I am currently attempting to scrape a DropBox Folder using Selenium on Python. Apparently, if I try to select all hyperlinks (or all elements containing hyperlinks), I only get the first 20 or so results. To give a minimum working example:
from selenium import webdriver
browser = webdriver.Chrome()
page = www.dropbox.com/FolderName
browser.get(page)
elementlist = browser.find_elements_by_class_name('brws-file-name-cell-filename')
#or alternatively, you can simply use the 'by_tag_name('a') method, which yields similar results)

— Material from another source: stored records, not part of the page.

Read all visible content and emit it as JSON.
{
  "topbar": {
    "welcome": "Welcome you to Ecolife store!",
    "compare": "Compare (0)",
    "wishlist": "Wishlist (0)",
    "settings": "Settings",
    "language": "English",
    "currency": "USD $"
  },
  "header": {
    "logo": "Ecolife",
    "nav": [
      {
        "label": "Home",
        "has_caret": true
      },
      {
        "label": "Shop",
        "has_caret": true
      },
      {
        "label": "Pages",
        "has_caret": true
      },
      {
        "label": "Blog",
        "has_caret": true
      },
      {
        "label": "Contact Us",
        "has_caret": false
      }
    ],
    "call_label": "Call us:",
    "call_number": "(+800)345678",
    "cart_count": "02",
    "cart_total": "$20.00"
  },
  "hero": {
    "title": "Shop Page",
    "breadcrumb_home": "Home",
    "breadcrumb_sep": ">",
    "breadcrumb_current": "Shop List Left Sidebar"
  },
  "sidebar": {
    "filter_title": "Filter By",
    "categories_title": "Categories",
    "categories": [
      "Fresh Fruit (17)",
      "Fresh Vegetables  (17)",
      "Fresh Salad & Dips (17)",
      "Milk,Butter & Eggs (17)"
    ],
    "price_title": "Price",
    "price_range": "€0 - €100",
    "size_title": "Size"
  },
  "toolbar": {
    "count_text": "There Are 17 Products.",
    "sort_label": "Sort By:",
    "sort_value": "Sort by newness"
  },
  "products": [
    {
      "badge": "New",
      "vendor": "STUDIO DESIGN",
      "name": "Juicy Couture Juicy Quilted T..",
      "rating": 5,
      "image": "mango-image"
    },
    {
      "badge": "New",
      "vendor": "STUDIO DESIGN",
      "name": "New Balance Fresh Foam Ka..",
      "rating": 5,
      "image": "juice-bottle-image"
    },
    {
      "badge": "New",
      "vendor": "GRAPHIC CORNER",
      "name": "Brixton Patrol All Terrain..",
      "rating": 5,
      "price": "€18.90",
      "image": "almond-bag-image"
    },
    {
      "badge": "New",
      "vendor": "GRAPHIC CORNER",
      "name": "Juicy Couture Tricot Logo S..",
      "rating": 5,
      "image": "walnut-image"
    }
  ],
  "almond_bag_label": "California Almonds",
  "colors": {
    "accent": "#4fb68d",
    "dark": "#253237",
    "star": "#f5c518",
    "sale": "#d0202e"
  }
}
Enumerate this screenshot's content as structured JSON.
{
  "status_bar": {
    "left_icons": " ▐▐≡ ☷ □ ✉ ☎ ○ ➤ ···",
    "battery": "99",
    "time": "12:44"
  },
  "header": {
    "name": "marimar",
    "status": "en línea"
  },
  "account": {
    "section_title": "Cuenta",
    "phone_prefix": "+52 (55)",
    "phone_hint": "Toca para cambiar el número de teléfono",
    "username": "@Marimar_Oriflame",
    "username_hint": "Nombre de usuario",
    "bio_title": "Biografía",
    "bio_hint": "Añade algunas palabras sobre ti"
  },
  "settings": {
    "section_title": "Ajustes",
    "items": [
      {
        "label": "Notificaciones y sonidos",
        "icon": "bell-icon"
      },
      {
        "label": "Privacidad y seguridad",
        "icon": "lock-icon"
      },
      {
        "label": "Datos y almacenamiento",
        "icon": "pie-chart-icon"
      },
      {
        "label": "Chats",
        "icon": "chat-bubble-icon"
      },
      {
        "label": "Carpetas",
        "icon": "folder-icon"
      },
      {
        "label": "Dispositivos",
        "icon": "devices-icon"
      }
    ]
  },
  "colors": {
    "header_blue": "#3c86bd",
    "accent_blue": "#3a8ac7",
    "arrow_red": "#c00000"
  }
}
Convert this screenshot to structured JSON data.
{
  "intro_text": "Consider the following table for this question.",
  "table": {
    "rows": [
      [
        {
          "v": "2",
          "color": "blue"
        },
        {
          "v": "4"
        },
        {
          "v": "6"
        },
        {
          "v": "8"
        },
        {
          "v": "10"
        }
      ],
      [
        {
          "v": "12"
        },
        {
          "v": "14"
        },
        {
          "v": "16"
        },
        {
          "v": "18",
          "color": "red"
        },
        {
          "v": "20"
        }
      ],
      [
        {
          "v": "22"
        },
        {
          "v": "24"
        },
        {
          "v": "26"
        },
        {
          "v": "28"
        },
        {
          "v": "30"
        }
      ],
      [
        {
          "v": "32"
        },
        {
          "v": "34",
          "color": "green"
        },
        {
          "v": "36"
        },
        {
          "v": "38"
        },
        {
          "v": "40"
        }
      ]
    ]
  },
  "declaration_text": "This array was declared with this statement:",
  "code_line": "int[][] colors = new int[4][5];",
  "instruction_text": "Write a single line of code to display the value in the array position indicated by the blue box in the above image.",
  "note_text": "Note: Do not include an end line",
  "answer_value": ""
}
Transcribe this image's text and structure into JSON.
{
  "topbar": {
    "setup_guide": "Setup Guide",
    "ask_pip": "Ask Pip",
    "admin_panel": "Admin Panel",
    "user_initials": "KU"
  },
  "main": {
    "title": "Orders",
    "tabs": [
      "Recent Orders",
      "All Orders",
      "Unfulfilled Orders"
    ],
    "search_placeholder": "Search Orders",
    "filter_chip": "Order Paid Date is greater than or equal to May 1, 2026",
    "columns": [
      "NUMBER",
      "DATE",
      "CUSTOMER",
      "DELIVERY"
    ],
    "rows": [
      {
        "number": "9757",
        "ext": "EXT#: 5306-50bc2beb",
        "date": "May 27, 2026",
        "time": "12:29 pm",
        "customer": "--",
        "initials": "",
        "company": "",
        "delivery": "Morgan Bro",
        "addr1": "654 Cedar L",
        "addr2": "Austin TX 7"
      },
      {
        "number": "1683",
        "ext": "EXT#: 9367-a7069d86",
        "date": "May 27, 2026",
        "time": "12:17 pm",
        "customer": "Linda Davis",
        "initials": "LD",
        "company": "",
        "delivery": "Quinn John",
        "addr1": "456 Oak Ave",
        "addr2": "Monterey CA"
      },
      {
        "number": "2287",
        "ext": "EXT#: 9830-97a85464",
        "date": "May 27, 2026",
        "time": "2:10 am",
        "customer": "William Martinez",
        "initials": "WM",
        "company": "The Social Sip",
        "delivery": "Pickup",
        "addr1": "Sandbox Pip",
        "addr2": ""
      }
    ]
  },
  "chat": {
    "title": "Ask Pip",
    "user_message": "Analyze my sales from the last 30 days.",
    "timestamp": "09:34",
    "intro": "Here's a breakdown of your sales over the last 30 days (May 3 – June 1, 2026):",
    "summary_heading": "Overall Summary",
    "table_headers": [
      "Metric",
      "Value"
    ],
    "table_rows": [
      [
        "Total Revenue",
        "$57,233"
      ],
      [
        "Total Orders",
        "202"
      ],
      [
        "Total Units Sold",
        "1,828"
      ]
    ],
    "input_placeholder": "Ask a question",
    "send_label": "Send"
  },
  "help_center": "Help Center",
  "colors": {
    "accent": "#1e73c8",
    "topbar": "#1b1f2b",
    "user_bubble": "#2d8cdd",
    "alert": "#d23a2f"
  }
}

elength = len(elementlist)
Usually, elength
is in the order of 20 to 30 elements, which grows to 30 to 40 I add a command to scroll down to the bottom of the page. I know for a fact that there are well over 200 elements in the folder I am trying to scrape. My question is, thus: is there any way to scroll down the page progressively, rather than going all the way to the bottom right away? I have seen that many questions asked on the same topic focus on pages with infinite loading, like Facebook or other social media. My page, on the other hand, has a fixed length. Is there a way I can scroll down step by step, rather than all at once?
UPDATE
I tried following the advice given to me by the community and by the answer you can find here. Unfortunately, I am still struggling to iterate over the height, which is my variable of interest and which seems to be stuck in a string. This has been my best attempt at creating a for loop over the height, and needless to say, it still did not work.
# Get current height
height = browser.execute_script("return document.body.scrollHeight")
while True:
# Scroll down
browser.execute_script('window.scrollTo(0, window.scroll'+str(height)+' + 200)')
# Wait to load page
time.sleep(SCROLL_PAUSE_TIME)
# Calculate new scroll height and compare with last scroll height
new_height = browser.execute_script("return document.body.scrollHeight")
if new_height == height:
break
else:
height = new_height
UPDATE 2
I think I've found the issue. Dropbox basically has a 'page within the page' structure. The whole of the page is visible to me, but there's an inner archive which I need to navigate. Any idea how to do that?